March 8, 2018 Mark Zimmermann Catholic News Service
WASHINGTON – Cardinal Donald W. Wuerl has called on all parishes and individual Catholics in the Washington archdiocese to help expand and strengthen the Catholic Church’s marriage and family outreach, guided by Pope Francis’ apostolic exhortation “Amoris Laetitia” (“The Joy of Love.”)
He was joined at a special Mass March 4 at the Cathedral of St. Matthew the Apostle by families from throughout the archdiocese for the release of his broad and detailed pastoral plan for implementing “Amoris Laetitia” at the parish level.
After Mass, the cardinal personally greeted the families in attendance – they represented the archdiocese’s 139 parishes in Washington and surrounding Maryland – and handed them copies of the plan, titled “Sharing in the Joy of Love in Marriage and Family.”
Cardinal Wuerl in his homily invited local Catholics to join in that work. He said hoped the gesture of handing the plan to the families after Mass “will be a sign of the commitment of each parish to renew its efforts to share the joy of marriage and family life.
He said he also hope it would show the archdiocese’s “dedication to try to be there for all who may be facing difficulties, so that we – as Christ’s church – can accompany them on the journey.”
An archdiocesan statement said the cardinal’s pastoral plan is the first of its kind to implement “Amoris Laetitia” at the parish level.
The cardinal’s plan summarizes teaching on marriage and family life found in “Amoris Laetitia”; examines challenges faced by couples and families in contemporary culture; emphasizes Pope Francis’ call to accompany people where they are; offers specific ways that people at parishes can reach out to families in many different circumstances; and lists resources to support people in all stages of married and family life.

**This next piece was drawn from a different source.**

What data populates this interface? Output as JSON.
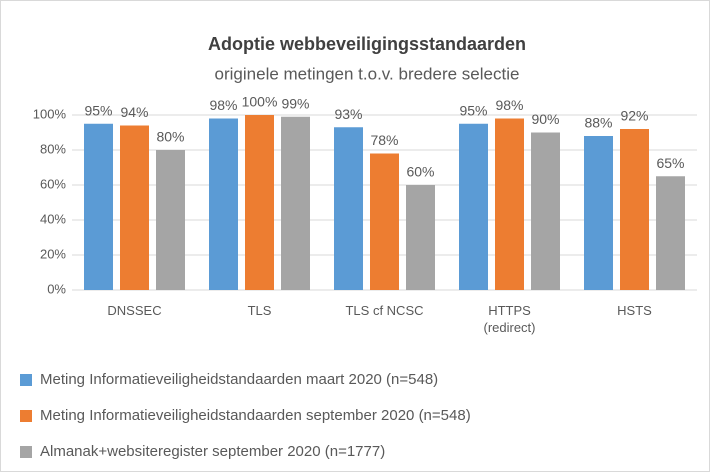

In his homily, Cardinal Wuerl noted how in that day’s Gospel reading, Jesus offered “gentle and consistent accompaniment” to the Samaritan woman at the well who had been married many times, an encounter that helped her experience Christ’s love and changed her life. The cardinal said Pope Francis uses the story of that woman to illustrate how people who might be distant or detached from God on their life’s journey can experience God’s love when someone offers them patient accompaniment.
When carried out through the church’s pastoral ministry, such accompaniment, he said, “helps move us beyond hearing the Word, to come to understand it, to appreciate it, to appropriate and live it.”
That reality, he said, underscores the call for Catholics to reach out people where they are and accompany them, and motivated him to issue the pastoral plan to strengthen marriage and family life.
The pastoral plan spells out ways that parish priests, staff and volunteers can support married couples and families. It lists ways they can reach out to engaged and newly married couples; young families; older couples and adults; and families in special circumstances – immigrant families, military families; families with members who have special needs; people in ecumenical and interfaith marriages, single parents and families of divorce, and families with loved ones who identify with same-sex attraction.